General News of Monday, 13 January 2020


Meet 64-year-old man who has been at Accra Psychiatric Hospital since 1983

Giving up on life literally translates as ending one’s pursuit for life goals, dreams, ambitions and in worst cases life itself. Sad, but that is what a 64-year-old man has decided for himself in his dire situation.

It’s quite disturbing to learn, but after spending over 30 years of his life ‘imprisoned’ in the mental home, Lolonyo (not his real name) has long given up on life, happiness and every other goodness life brings.

According to a report filed by GHOne TV’s Godwin Asediba, 64-year-old Lolonyo was brought to the Accra Psychiatric Hospital in 1983 and has since been forgotten by his family. He has also lost memory of his background, thus his continual reliance on the facility.

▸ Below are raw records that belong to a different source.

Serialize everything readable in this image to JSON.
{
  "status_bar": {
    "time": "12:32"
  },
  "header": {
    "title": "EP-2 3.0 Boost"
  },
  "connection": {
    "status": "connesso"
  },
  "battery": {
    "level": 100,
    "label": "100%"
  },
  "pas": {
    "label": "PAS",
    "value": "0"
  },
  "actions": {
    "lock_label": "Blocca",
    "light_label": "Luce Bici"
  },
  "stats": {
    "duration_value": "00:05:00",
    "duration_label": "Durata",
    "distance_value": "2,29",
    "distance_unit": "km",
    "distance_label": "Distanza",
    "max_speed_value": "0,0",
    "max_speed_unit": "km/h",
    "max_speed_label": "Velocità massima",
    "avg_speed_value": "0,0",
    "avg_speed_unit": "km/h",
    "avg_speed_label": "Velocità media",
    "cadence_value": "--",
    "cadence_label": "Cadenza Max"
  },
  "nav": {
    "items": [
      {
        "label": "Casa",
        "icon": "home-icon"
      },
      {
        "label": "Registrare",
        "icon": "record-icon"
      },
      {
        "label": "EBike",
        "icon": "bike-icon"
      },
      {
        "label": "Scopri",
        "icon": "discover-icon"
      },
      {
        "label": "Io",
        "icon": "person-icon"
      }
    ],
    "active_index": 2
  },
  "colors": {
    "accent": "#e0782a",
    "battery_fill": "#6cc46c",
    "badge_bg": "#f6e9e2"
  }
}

When asked if any of his family had made any contact with him, he replied; “this is what I’m saying, nobody at all”. Further probe was to find out if he sometimes feels sad about the development and also if he has ambitions but both questions got negative responses.

“No, at all,” was his response.

Meanwhile, Lolonyo is not alone in this situation, another patient, Kwame [not his real name] has also spent 18 years at the Psychiatric facility. His mental instability was caused by a car accident he was involved in.

Kwame has over the years grown partially blind. He believes it is a result of numerous years of medication.

Unlike Lolonyo, Kwame has some life goals. He hopes to get a job in the Ghana Police Service or the Ghana Immigration Service.

The hospital, which has now become home to the likes of Lolonyo and Kwame is meant to give restoration to some other deranged people but has now become a shadow of itself.

Funds available remain low, infrastructure at the hospital are dilapidated and even feeding, a major challenge.

For persons like Lolonyo and Kwame, their only hope is the upcoming 'Halfway Home' which is still an imaginary edifice the Director of the hospital speaks of.

“Some of these people have been here over twenty years and thirty years, folders are torn, some other folders are missing. The Mental Health Authority is looking at Halfway Homes. This would be a place where people who are well and can be put back into society will be kept…,” Dr. Pinaman Appau said in an interview.